Yeah, so there is an excellent Perl client (http://github.com/clintongormley/ElasticSearch.pm) which Clinton Gormley has been developing (he has also been an invaluable source of suggestions/bugs to the development of elasticsearch). There are several more including erlang, ruby, python and PHP (all listed here http://www.elasticsearch.com/products/). Note, thanks to the fact that elasticsearch has a rich, domain driven, JSON API, writing clients to it is very simple since most times there is no need to perform any mappings, especially with dynamic languages.
  • We realize it is super early for Elastic Search, but what is the biggest known deployment to date?
Yes, it is quite early. But, I can tell you that some not that small sites (10s of millions of documents) are already playing with elasticsearch successfully. Not sure if I can disclose any names, but once they go live, I will try and get them to post something about it.
  • What are Elastic Search future plans, is there a roadmap?
The first thing to get into ElasticSearch are more search engine features. The features are derived from the features that are already exposed in Compass, including some new aspects such a geo/local search.

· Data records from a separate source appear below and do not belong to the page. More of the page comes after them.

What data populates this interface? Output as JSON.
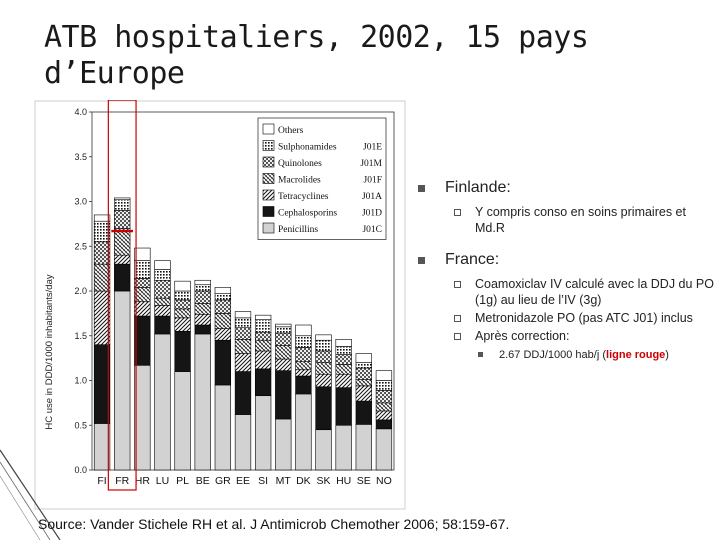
{
  "slide": {
    "title": "ATB hospitaliers, 2002, 15 pays d’Europe",
    "source": "Source: Vander Stichele RH et al. J Antimicrob Chemother 2006; 58:159-67."
  },
  "bullets": {
    "finland": {
      "label": "Finlande:",
      "sub": "Y compris conso en soins primaires et Md.R"
    },
    "france": {
      "label": "France:",
      "sub1": "Coamoxiclav IV calculé avec la DDJ du PO (1g) au lieu de l’IV (3g)",
      "sub2": "Metronidazole PO (pas ATC J01) inclus",
      "sub3": "Après correction:",
      "detail_pre": "2.67 DDJ/1000 hab/j (",
      "detail_red": "ligne rouge",
      "detail_post": ")"
    }
  },
  "colors": {
    "highlight": "#cc0000"
  },
  "chart_data": {
    "type": "bar",
    "stacked": true,
    "categories": [
      "FI",
      "FR",
      "HR",
      "LU",
      "PL",
      "BE",
      "GR",
      "EE",
      "SI",
      "MT",
      "DK",
      "SK",
      "HU",
      "SE",
      "NO"
    ],
    "ylabel": "HC use in DDD/1000 inhabitants/day",
    "ylim": [
      0,
      4.0
    ],
    "yticks": [
      "0.0",
      "0.5",
      "1.0",
      "1.5",
      "2.0",
      "2.5",
      "3.0",
      "3.5",
      "4.0"
    ],
    "series": [
      {
        "name": "Penicillins",
        "code": "J01C",
        "pattern": "pen",
        "values": [
          0.52,
          2.0,
          1.17,
          1.52,
          1.1,
          1.52,
          0.95,
          0.62,
          0.83,
          0.57,
          0.85,
          0.45,
          0.5,
          0.51,
          0.46
        ]
      },
      {
        "name": "Cephalosporins",
        "code": "J01D",
        "pattern": "ceph",
        "values": [
          0.88,
          0.3,
          0.55,
          0.2,
          0.45,
          0.1,
          0.5,
          0.48,
          0.3,
          0.54,
          0.2,
          0.48,
          0.42,
          0.26,
          0.1
        ]
      },
      {
        "name": "Tetracyclines",
        "code": "J01A",
        "pattern": "tet",
        "values": [
          0.6,
          0.1,
          0.16,
          0.12,
          0.15,
          0.12,
          0.13,
          0.2,
          0.2,
          0.13,
          0.07,
          0.14,
          0.15,
          0.17,
          0.1
        ]
      },
      {
        "name": "Macrolides",
        "code": "J01F",
        "pattern": "mac",
        "values": [
          0.3,
          0.3,
          0.16,
          0.08,
          0.1,
          0.12,
          0.17,
          0.16,
          0.12,
          0.15,
          0.09,
          0.13,
          0.11,
          0.07,
          0.09
        ]
      },
      {
        "name": "Quinolones",
        "code": "J01M",
        "pattern": "quin",
        "values": [
          0.25,
          0.2,
          0.1,
          0.2,
          0.1,
          0.14,
          0.15,
          0.13,
          0.09,
          0.14,
          0.16,
          0.13,
          0.11,
          0.13,
          0.14
        ]
      },
      {
        "name": "Sulphonamides",
        "code": "J01E",
        "pattern": "sulph",
        "values": [
          0.23,
          0.12,
          0.2,
          0.12,
          0.1,
          0.07,
          0.07,
          0.11,
          0.14,
          0.07,
          0.13,
          0.12,
          0.09,
          0.06,
          0.11
        ]
      },
      {
        "name": "Others",
        "code": "",
        "pattern": "oth",
        "values": [
          0.07,
          0.02,
          0.14,
          0.1,
          0.11,
          0.05,
          0.07,
          0.07,
          0.05,
          0.03,
          0.12,
          0.06,
          0.08,
          0.1,
          0.11
        ]
      }
    ],
    "reference_line": {
      "category": "FR",
      "value": 2.67
    }
  }
}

Another interesting aspect is making elasticsearch more cloud provider friendly. For example, elasticsearch persistent store is designed in a write behind fashion, and I would love to get one that persist the index to Amazon S3 or Rackspace CloudFiles (See more information on how persistency works with elasticsearch, see here: http://www.elasticsearch.com/blog/2010/02/16/searchengine_time_machine.html).
NoSQL is also an avenue that I would love to explore. In similar concept to how Compass works with JPA / Data Grids, I would like the integration of search with NoSQL solutions more simple. It should be as simple as you do something against the NoSQL solution, and it automatically gets applied to elasticsearch as well. Thanks to the fact that elasticsearch model is very much domain driven, and very similar to what NoSQL uses, the integration should be simple. As an example, TerraStore already comes with an integration module that applies to elasticsearch any changes done to TerraStore. I blogged my thoughts about search and NoSQL here http://www.elasticsearch.com/blog/2010/02/25/nosql_yessearch.html.
If you have additional questions for Shay about Elastic Search, please feel free to leave them in comments, and we will ask Shay to use comments to answer them.